Last year when my ward was filled with COVID positive patients the nurses felt the brunt of it. Our allied health colleagues were no longer allowed on the ward to prevent them from carrying the virus from our ward to others. So nurses added physiotherapist, occupational therapist, speech pathologist, dietician and social worker to our job descriptions.

Last week, as our risk classification changed, allied health workers were again banned from our ward. Visitors weren’t allowed in the hospital adding counsellor and companion to our job description as we tried to uphold the morale of our lonely and distressed patients. Last year in a medical emergency doctors would avoid coming into a suspected or confirmed positive COVID room to decrease the chance of infection spread.

This left a or multiple nurses running around inside a room trying to complete the necessary tasks being requested by the doctor looking in from outside while also trying to keep the patient calm – put oxygen nasal prongs on, set up high flow nasal prongs, do an ECG, take bloods, check all their vital signs on a 5 minutely basis…the list goes on. Cleaner and food delivery were also added to our tasks as cleaners or PSA’s were not allowed to enter suspected or confirmed COVID positive rooms. The nurses dearly missed our multidisciplinary colleagues as they usually are there to help us keep our heads above water and the hospital running. 

As I reflect on what became a COVID nurses norm last year, I feel the anxiety start to rise as I realise it is all starting to happen again. Over the past couple of weeks we have started to admit positive patients to our ward once again, from our local community as well as overflow from metropolitan Melbourne. 
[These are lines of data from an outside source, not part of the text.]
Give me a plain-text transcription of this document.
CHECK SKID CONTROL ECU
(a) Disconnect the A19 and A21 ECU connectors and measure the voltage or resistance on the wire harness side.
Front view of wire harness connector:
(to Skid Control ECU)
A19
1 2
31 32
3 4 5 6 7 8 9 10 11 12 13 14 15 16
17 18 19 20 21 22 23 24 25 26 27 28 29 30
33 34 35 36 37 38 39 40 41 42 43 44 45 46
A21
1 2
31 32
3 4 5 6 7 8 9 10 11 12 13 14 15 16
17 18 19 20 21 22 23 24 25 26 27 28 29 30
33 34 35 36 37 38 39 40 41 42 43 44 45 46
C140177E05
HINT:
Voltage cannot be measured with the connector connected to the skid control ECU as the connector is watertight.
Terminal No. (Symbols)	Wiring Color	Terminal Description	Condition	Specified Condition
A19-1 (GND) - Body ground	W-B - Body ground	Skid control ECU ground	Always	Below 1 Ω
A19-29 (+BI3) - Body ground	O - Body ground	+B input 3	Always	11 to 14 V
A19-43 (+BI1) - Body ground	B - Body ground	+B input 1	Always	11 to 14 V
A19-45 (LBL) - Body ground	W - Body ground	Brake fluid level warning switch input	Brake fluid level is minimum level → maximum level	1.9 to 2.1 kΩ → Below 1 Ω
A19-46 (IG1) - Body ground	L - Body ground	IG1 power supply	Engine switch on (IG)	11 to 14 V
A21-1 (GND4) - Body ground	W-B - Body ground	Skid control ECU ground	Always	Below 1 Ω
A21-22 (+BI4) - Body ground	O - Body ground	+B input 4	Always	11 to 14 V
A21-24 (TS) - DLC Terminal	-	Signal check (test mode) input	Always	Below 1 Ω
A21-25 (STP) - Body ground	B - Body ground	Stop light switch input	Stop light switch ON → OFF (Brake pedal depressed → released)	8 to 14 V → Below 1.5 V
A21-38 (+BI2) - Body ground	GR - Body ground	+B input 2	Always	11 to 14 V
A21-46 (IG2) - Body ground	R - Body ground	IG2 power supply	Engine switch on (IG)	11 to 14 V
Already nurses have started to call in sick, unable to face another 8-10 hours of uncomfortable PPE and an ever growing list of tasks. The nurses that find the strength to turn up on the day are often asked to do double shifts to cover staffing shortfalls. As the mental health of the community deteriorates we are faced with an ever-growing cohort of mentally ill patients who are unable to be admitted to a psychiatric ward due to bed constraints or infection risk are placed on our ward where we do not have the resources or training to care for them in a safe manner.
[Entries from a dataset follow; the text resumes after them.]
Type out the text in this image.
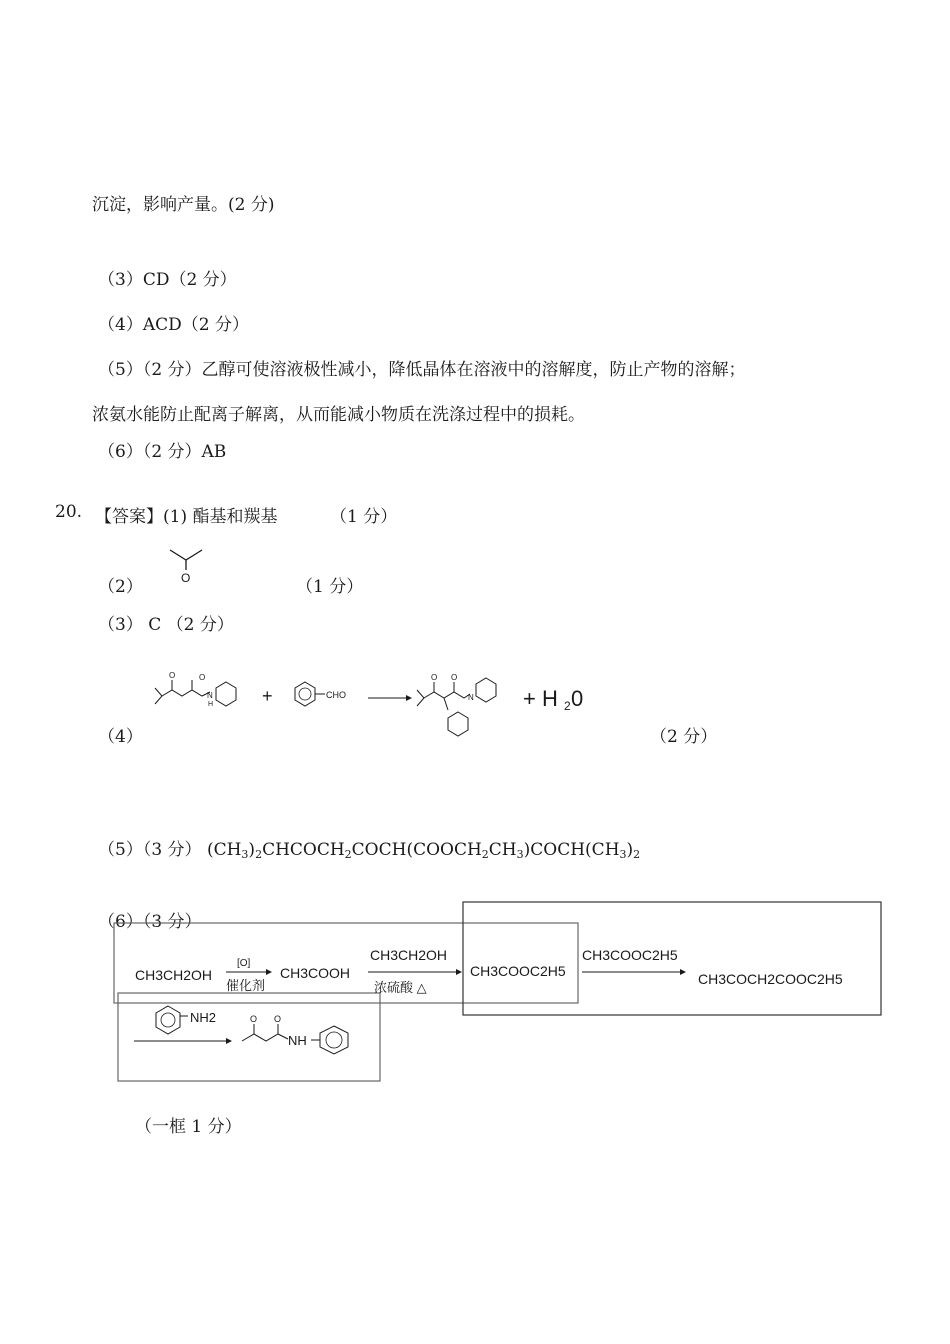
沉淀，影响产量。(2 分)
（3）CD（2 分）
（4）ACD（2 分）
（5）（2 分）乙醇可使溶液极性减小，降低晶体在溶液中的溶解度，防止产物的溶解；
浓氨水能防止配离子解离，从而能减小物质在洗涤过程中的损耗。
（6）（2 分）AB
20. 【答案】(1) 酯基和羰基	（1 分）
（2）	O	（1 分）
（3） C （2 分）
（4）
O	O
N
H	+	CHO
O O
N + H 2 0
（2 分）
（5）（3 分） $(CH_3)_2CHCOCH_2COCH(COOCH_2CH_3)COCH(CH_3)_2$
（6）（3 分）
CH3CH2OH
[O]
催化剂
CH3COOH
CH3CH2OH
浓硫酸 △
CH3COOC2H5
CH3COOC2H5
CH3COCH2COOC2H5
NH2	O O
NH
（一框 1 分）
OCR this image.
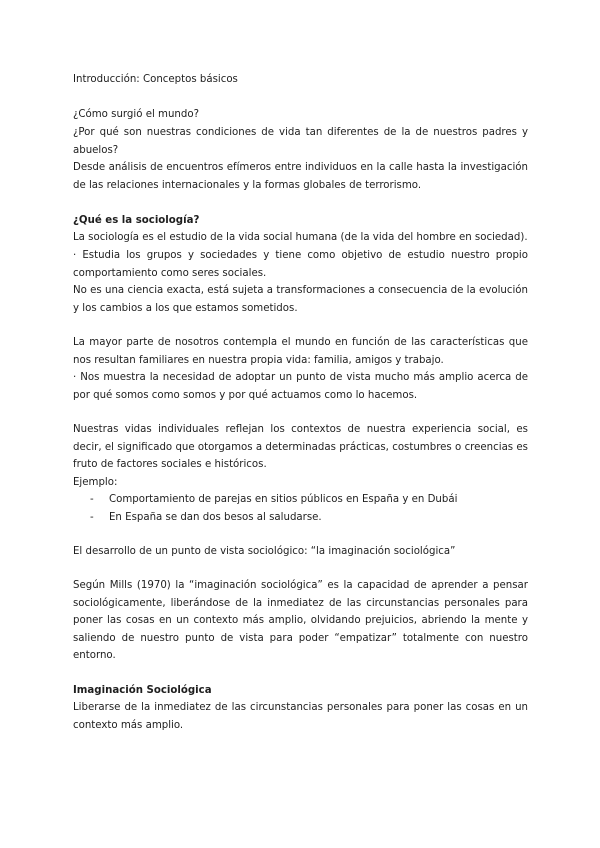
Introducción: Conceptos básicos

¿Cómo surgió el mundo?

¿Por qué son nuestras condiciones de vida tan diferentes de la de nuestros padres y abuelos?

Desde análisis de encuentros efímeros entre individuos en la calle hasta la investigación de las relaciones internacionales y la formas globales de terrorismo.

¿Qué es la sociología?

La sociología es el estudio de la vida social humana (de la vida del hombre en sociedad).

· Estudia los grupos y sociedades y tiene como objetivo de estudio nuestro propio comportamiento como seres sociales.

No es una ciencia exacta, está sujeta a transformaciones a consecuencia de la evolución y los cambios a los que estamos sometidos.

La mayor parte de nosotros contempla el mundo en función de las características que nos resultan familiares en nuestra propia vida: familia, amigos y trabajo.

· Nos muestra la necesidad de adoptar un punto de vista mucho más amplio acerca de por qué somos como somos y por qué actuamos como lo hacemos.

Nuestras vidas individuales reflejan los contextos de nuestra experiencia social, es decir, el significado que otorgamos a determinadas prácticas, costumbres o creencias es fruto de factores sociales e históricos.

Ejemplo:

- Comportamiento de parejas en sitios públicos en España y en Dubái
- En España se dan dos besos al saludarse.

El desarrollo de un punto de vista sociológico: “la imaginación sociológica”

Según Mills (1970) la “imaginación sociológica” es la capacidad de aprender a pensar sociológicamente, liberándose de la inmediatez de las circunstancias personales para poner las cosas en un contexto más amplio, olvidando prejuicios, abriendo la mente y saliendo de nuestro punto de vista para poder “empatizar” totalmente con nuestro entorno.

Imaginación Sociológica

Liberarse de la inmediatez de las circunstancias personales para poner las cosas en un contexto más amplio.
Add to this the verbal and physical abuse we suffer on a weekly, if not a daily, basis from our patients and their families and it is crystal clear to me that we are not coping despite being in lockdown where infections are prevented. 

Just like everyone else we have families and friends we would love to see and lives we want to get on with but as I see it, if we open up too soon and infections rise – it won’t be the just the public health system itself that will collapse but it will be the nurses that are most badly injured in the rubble. The least the public can do is get vaccinated TODAY and adhere to the current restrictions.